By halftime, the score was 35-10, and everybody around me was fairly disgusted with KU’s performance. To his credit, though, Don, a 1971 KU grad, was holding out hope. “It’s still early,” he said.
About the time the half ended, the sun dipped behind the west-side press box and suites, and a chill set in as the shadows began falling over the west-side seats.
One of the things I love about KU football games is watching and listening to the KU band, which is consistently great. The band put on an excellent halftime show, which included a rousing version of Aerosmith’s “Walk This Way,” and then headed back to its east-side seating section, which was bathed in sun.
I took the break as an opportunity to bid so long to Don and headed over to a lower-level section adjoining the band. With the game seemingly out of reach, I decided I’d just sit in the sun and watch the band up close.
When I got to the other side, the stands had thinned out considerably; thousands of people had departed. No one was around me on the aluminum benches, and I focused not on the game but on the band, as it punctuated the atmosphere and rallied what was left of the crowd with horn-blaring, drum-snapping, musical bursts.
As the score reached 45-17, however, my attention began to flag, and the warm sun made me drowsy. I leaned back, rested my shoulders on the bench behind me and soon was almost asleep, chin on chest.
But then I heard a commotion. KU had scored a touchdown with a little more than 11 minutes left in the game. That made it 45-24. I thought, “Well, three touchdowns, with extra points, would tie it, but…nah, isn’t going to happen.”
A minute and a half later, they scored again, cutting the margin to 45-31, and I raised my back off the bench behind me. Two and a half minutes after that, a KU player recovered a Colorado fumble and ran the ball in for another touchdown. 45-38.
By then, some of those who had hung around had joined me down in the lower rows, and we stood cheering and talking excitedly, thinking and hoping we just might be part of something very special.
When KU tied the game at the 4:30 mark, everyone around me was jumping up and down, “waving the wheat” and exchanging double high-hand slaps. KU scored the go-ahead touchdown with 52 seconds left in the game, and, looking across the field into the lowering sun, I took in the beautiful bedlam taking place on the KU sideline and in the chilly-looking, west-side stands.
After a last-ditch Colorado scoring threat, it was over. A delirious, almost incomprehensible victory was in hand.
I turned my attention back to the band, which played a couple of high-energy songs as the fans headed for the exits. With the stadium emptying, the band took a short break. The student director stepped down from the ladder and turned the elevated spot over to a faculty member, immaculately dressed in white shirt and tie, dark slacks and, of course, crimson sport coat.
As the director raised his arms and held them aloft for several seconds, the band members collected themselves and positioned their instruments. As his arms fell, the band struck the first notes of its traditional finishing song, “Home on the Range.” The arrangement was distinctive and featured a high, extended trumpet note that stood in captivating counterpoint to the recognizable refrain.

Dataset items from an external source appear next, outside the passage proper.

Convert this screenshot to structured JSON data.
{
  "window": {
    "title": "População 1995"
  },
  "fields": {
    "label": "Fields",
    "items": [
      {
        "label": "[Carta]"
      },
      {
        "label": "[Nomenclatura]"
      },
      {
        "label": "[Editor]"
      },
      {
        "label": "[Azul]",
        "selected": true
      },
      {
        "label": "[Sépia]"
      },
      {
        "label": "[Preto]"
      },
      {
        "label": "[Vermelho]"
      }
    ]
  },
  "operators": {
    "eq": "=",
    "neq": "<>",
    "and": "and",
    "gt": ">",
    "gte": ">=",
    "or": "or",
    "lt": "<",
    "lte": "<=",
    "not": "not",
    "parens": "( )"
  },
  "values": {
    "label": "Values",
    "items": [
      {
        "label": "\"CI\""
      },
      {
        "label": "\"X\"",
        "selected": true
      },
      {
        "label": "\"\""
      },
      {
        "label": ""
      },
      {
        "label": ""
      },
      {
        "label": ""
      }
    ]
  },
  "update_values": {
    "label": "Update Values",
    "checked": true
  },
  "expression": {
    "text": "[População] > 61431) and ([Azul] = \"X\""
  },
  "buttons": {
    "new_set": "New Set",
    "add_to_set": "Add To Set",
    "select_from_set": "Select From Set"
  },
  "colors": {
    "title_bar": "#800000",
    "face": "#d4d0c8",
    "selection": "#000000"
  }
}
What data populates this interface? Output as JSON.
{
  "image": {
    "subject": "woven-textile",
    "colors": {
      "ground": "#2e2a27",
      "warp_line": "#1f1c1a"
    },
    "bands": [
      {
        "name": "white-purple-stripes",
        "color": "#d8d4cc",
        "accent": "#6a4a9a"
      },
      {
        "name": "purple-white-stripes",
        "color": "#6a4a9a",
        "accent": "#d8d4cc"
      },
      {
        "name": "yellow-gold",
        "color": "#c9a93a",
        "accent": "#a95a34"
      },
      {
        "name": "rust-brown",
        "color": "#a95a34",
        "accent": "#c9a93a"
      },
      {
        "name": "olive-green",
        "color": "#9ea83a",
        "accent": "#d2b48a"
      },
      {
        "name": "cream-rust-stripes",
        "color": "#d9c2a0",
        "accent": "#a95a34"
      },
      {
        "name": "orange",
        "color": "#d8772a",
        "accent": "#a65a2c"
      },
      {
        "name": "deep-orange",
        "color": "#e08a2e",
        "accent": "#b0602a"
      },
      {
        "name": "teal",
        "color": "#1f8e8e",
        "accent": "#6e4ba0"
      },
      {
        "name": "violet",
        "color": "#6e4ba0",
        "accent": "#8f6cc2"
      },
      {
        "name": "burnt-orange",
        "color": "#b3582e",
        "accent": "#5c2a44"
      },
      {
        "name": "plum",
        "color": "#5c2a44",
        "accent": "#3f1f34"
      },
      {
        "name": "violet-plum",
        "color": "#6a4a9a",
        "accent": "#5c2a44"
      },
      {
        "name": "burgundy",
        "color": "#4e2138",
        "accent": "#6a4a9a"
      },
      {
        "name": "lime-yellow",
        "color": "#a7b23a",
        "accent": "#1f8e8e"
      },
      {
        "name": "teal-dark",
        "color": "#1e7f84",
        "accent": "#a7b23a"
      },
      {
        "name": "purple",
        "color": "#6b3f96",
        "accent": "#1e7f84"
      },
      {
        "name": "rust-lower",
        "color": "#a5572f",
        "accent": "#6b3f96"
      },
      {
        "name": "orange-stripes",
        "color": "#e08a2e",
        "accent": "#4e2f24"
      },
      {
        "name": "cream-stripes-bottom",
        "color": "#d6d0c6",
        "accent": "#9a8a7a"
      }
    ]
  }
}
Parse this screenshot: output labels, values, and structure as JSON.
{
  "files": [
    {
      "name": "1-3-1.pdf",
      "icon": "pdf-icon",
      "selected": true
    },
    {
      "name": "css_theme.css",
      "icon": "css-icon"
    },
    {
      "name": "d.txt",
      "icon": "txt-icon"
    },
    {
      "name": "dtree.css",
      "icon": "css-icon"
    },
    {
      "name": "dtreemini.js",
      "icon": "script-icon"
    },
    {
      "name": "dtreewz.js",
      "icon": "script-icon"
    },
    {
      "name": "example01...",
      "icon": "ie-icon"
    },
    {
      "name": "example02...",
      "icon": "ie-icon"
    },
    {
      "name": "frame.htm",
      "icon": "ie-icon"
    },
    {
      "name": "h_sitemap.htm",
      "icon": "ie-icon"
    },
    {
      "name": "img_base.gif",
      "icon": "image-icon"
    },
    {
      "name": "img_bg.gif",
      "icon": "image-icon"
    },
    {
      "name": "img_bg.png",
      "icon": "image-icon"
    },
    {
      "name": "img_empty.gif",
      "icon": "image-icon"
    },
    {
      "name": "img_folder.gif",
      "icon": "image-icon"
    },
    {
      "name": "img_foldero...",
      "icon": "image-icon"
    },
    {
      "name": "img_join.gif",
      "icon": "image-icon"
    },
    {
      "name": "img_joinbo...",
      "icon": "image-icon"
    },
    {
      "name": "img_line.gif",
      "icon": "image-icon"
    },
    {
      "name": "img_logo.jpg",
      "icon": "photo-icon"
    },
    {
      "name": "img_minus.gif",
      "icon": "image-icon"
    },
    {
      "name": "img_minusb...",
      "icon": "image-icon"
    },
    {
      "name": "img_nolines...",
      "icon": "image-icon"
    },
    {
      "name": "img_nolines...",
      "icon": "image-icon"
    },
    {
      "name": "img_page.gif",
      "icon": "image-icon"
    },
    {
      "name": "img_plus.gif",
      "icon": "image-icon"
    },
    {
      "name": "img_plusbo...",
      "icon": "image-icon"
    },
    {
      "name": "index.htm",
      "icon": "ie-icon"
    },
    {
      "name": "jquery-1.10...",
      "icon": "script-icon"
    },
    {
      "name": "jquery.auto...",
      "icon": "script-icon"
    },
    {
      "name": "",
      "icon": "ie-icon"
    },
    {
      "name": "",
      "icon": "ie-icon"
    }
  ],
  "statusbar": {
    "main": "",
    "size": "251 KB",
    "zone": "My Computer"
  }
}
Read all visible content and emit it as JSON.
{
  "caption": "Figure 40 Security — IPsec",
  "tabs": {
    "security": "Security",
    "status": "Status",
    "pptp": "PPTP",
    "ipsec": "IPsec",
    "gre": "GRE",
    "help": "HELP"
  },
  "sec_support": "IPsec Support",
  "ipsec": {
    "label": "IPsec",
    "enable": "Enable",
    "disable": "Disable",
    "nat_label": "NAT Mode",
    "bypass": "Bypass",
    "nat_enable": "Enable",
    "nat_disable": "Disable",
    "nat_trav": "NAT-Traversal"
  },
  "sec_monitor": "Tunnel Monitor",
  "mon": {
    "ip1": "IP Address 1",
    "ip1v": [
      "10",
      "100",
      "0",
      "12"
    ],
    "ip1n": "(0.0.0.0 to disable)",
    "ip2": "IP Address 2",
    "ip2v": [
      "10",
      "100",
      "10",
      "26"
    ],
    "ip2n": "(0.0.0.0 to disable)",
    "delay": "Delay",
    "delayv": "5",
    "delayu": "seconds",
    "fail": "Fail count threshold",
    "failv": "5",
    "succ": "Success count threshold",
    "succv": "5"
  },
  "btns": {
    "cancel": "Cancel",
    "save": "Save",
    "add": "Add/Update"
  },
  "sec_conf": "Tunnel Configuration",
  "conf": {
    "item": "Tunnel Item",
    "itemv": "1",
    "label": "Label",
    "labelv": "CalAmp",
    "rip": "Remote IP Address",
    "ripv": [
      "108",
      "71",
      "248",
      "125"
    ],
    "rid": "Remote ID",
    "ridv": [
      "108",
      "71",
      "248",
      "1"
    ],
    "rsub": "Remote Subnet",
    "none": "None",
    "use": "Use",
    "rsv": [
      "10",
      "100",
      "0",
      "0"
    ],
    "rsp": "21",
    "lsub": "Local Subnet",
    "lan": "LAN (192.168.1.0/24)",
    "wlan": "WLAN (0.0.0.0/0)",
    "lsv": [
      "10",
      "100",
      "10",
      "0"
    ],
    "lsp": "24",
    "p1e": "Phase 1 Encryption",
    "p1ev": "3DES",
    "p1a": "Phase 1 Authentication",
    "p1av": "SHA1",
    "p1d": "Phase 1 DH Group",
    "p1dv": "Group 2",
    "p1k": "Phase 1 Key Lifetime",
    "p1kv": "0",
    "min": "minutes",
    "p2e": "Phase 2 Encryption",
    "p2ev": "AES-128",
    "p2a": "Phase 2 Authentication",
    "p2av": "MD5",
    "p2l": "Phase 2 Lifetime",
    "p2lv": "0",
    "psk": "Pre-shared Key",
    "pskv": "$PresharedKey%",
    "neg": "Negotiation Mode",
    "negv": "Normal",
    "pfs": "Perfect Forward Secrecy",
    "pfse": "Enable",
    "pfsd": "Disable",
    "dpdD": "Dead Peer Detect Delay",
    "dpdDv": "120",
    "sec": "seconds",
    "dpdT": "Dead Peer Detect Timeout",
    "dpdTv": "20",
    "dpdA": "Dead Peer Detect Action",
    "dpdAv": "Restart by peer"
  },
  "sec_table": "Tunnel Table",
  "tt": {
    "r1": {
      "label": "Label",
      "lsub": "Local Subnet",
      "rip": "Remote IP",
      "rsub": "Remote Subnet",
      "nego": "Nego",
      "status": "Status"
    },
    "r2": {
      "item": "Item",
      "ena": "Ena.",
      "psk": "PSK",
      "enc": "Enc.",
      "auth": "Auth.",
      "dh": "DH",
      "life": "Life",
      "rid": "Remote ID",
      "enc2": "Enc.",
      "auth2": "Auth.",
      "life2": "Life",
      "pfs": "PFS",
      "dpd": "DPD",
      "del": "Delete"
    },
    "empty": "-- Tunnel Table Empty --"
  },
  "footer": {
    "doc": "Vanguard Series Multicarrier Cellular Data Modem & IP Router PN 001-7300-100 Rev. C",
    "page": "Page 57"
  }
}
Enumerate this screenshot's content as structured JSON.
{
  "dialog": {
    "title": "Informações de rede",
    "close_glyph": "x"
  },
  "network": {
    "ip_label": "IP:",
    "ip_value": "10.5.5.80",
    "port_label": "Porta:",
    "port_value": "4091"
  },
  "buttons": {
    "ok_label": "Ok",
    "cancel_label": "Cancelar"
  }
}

When the song ended, the director, using a portable microphone, congratulated the band on an outstanding performance. He reminded them that a rehearsal was scheduled for 10 a.m. Sunday but also reminded them that they would get an extra hour sleep because Saturday was the night to turn back the clocks. The weary band members cheered.
Then, in what must be a ritual, the director turned off the microphone and yelled, “What kind of day is it today?”
In unison, the band members — leaning forward, faces flushed — shouted back, “IT’S A GREAT DAY TO BE A JAYHAWK.”
And, oh, at that moment, how I longed to be a Jayhawk, too!